Тоннель - Вагнер Яна. Страница 16
Запертый в тесной переноске кот поскребся в пластиковую дверцу и снова заплакал, в этот раз совсем тихо, но доктор все равно услышал его, потому что прежде, чем уснуть, поставил ящик себе под локоть. Спина у доктора затекла, правая нога онемела. Первым делом он посмотрел на часы и сразу испуганно вскинулся, почти уверенный, что увидит перед собой пустые ряды, потому что спал слишком крепко и пропустил момент, когда все развернулись и уехали. Но машины были на месте, и люди тоже никуда не делись. Господи, да что же это такое, подумал он, шесть утра, они вообще собираются нас отсюда вытаскивать?
— Бедный ты, бедный, — сказал он коту, вытащил его из переноски и поставил на асфальт.
Толстый белый кот прижал уши и распластался, как делал всегда в незнакомом месте.
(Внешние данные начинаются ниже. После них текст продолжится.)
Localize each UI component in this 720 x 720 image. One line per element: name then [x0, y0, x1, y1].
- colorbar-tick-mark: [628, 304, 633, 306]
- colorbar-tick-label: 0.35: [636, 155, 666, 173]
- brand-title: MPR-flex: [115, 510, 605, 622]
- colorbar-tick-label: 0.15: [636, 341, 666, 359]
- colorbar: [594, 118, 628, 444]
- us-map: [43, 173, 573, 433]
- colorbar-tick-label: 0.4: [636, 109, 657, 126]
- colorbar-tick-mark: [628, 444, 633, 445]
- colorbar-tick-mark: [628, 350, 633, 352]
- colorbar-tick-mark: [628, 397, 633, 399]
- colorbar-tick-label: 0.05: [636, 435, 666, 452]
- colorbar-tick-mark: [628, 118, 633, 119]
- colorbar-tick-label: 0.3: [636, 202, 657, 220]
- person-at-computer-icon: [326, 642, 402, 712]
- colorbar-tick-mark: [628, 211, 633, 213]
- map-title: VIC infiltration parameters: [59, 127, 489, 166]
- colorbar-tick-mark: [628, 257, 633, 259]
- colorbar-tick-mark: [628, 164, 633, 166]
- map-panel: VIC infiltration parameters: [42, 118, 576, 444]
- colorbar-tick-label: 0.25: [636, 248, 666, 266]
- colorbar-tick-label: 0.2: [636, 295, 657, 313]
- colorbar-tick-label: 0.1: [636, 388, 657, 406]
Открытые пространства и чужие запахи слишком его пугали. Он был старый домашний кастрат и ужасно нервничал даже на даче, когда его ненадолго выносили на газон, сразу старался сбежать обратно в дом, к своему креслу и лотку.
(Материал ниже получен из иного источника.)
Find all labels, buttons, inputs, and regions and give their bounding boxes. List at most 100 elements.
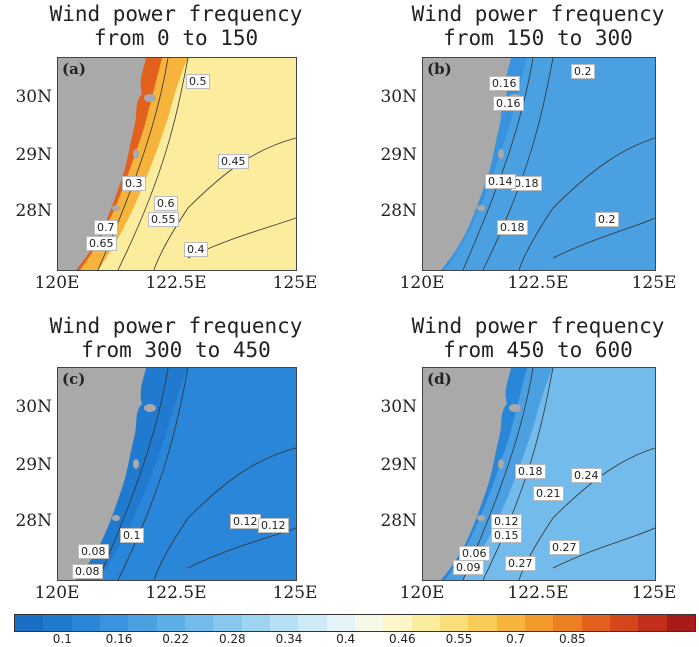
colorbar-tick-label: 0.55	[445, 632, 473, 646]
land	[423, 58, 511, 270]
y-tick-label: 29N	[380, 145, 417, 165]
contour-label: 0.09	[453, 560, 484, 575]
contour-line	[153, 447, 296, 580]
contour-label: 0.06	[459, 546, 490, 561]
contour-label: 0.12	[230, 514, 261, 529]
contour-label: 0.08	[78, 544, 109, 559]
island	[144, 94, 156, 102]
island	[133, 459, 139, 469]
colorbar-segment	[15, 615, 44, 631]
colorbar-segment	[241, 615, 271, 631]
map-plot: (a) 0.5 0.45 0.4 0.6 0.55 0.7 0.65 0.3	[57, 57, 297, 271]
contour-label: 0.21	[533, 486, 564, 501]
panel-title: Wind power frequency from 450 to 600	[411, 314, 665, 362]
colorbar-segment	[355, 615, 384, 631]
colorbar-segment	[440, 615, 469, 631]
panel-label: (b)	[427, 60, 452, 78]
x-tick-label: 120E	[34, 583, 80, 603]
island	[133, 149, 139, 159]
colorbar-tick-label: 0.34	[275, 632, 303, 646]
contour-label: 0.6	[154, 196, 178, 211]
y-tick-label: 28N	[15, 201, 52, 221]
x-tick-label: 120E	[399, 583, 445, 603]
x-tick-label: 125E	[272, 273, 318, 293]
map-plot: (b) 0.2 0.16 0.16 0.18 0.18 0.2 0.14	[422, 57, 656, 271]
land	[423, 368, 511, 580]
colorbar-segment	[128, 615, 158, 631]
contour-label: 0.08	[72, 564, 103, 579]
x-tick-label: 125E	[631, 273, 677, 293]
colorbar-segment	[468, 615, 498, 631]
contour-label: 0.14	[485, 174, 516, 189]
panel-title: Wind power frequency from 0 to 150	[49, 2, 303, 50]
island	[112, 205, 120, 211]
contour-label: 0.65	[86, 236, 117, 251]
colorbar-tick-label: 0.46	[388, 632, 416, 646]
colorbar-segment	[666, 615, 696, 631]
contour-label: 0.55	[148, 212, 179, 227]
y-tick-label: 28N	[380, 511, 417, 531]
colorbar-tick-label: 0.16	[105, 632, 133, 646]
colorbar-tick-label: 0.85	[558, 632, 586, 646]
y-tick-label: 29N	[15, 145, 52, 165]
contour-label: 0.2	[571, 64, 595, 79]
contour-label: 0.4	[184, 242, 208, 257]
colorbar-segment	[156, 615, 186, 631]
colorbar-tick-label: 0.1	[52, 632, 72, 646]
contour-label: 0.16	[489, 76, 520, 91]
contour-line	[462, 58, 534, 270]
colorbar-tick-label: 0.4	[336, 632, 356, 646]
colorbar-tick-label: 0.7	[506, 632, 526, 646]
x-tick-label: 122.5E	[145, 583, 207, 603]
contour-label: 0.16	[493, 96, 524, 111]
colorbar-segment	[610, 615, 639, 631]
island	[112, 515, 120, 521]
y-tick-label: 30N	[15, 87, 52, 107]
y-tick-label: 30N	[380, 397, 417, 417]
island	[477, 515, 485, 521]
colorbar-segment	[185, 615, 214, 631]
y-tick-label: 28N	[380, 201, 417, 221]
y-tick-label: 30N	[15, 397, 52, 417]
colorbar-segment	[383, 615, 413, 631]
contour-label: 0.24	[571, 468, 602, 483]
colorbar-segment	[638, 615, 668, 631]
contour-line	[482, 368, 554, 580]
contour-line	[97, 368, 169, 580]
colorbar-tick-label: 0.28	[218, 632, 246, 646]
island	[498, 149, 504, 159]
contour-label: 0.15	[491, 528, 522, 543]
colorbar-segment	[43, 615, 73, 631]
contour-line	[117, 58, 189, 270]
island	[509, 404, 521, 412]
panel-label: (c)	[62, 370, 86, 388]
x-tick-label: 122.5E	[507, 583, 569, 603]
map-plot: (c) 0.12 0.12 0.1 0.08 0.08	[57, 367, 297, 581]
y-tick-label: 30N	[380, 87, 417, 107]
colorbar-segment	[411, 615, 441, 631]
contour-label: 0.45	[218, 154, 249, 169]
colorbar-segment	[525, 615, 554, 631]
map-svg	[58, 368, 296, 580]
island	[144, 404, 156, 412]
x-tick-label: 125E	[631, 583, 677, 603]
contour-label: 0.2	[595, 212, 619, 227]
map-plot: (d) 0.24 0.18 0.21 0.12 0.15 0.06 0.09 0.27 0.27	[422, 367, 656, 581]
x-tick-label: 120E	[399, 273, 445, 293]
colorbar-tick-label: 0.22	[162, 632, 190, 646]
contour-label: 0.3	[122, 176, 146, 191]
land	[58, 58, 146, 270]
map-svg	[423, 58, 655, 270]
contour-label: 0.7	[94, 220, 118, 235]
contour-line	[552, 217, 655, 259]
panel-title: Wind power frequency from 150 to 300	[411, 2, 665, 50]
contour-label: 0.18	[515, 464, 546, 479]
colorbar-segment	[213, 615, 243, 631]
contour-label: 0.12	[491, 514, 522, 529]
x-tick-label: 122.5E	[507, 273, 569, 293]
colorbar-segment	[581, 615, 611, 631]
x-tick-label: 120E	[34, 273, 80, 293]
panel-label: (a)	[62, 60, 86, 78]
panel-label: (d)	[427, 370, 452, 388]
land	[58, 368, 146, 580]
— Лотка у нас с тобой нет, ты уж прости, — сказал доктор. — Делай на пол, я потом уберу.
Кот посмотрел на него с упреком, подергивая хвостом. На пол он не делал уже лет двенадцать. Он опустил голову, с явным неудовольствием обнюхал асфальт и все-таки пошел вдоль решетки, ступая недоверчиво и осторожно. А потом вдруг легко проскользнул между прутьями и оказался на той стороне.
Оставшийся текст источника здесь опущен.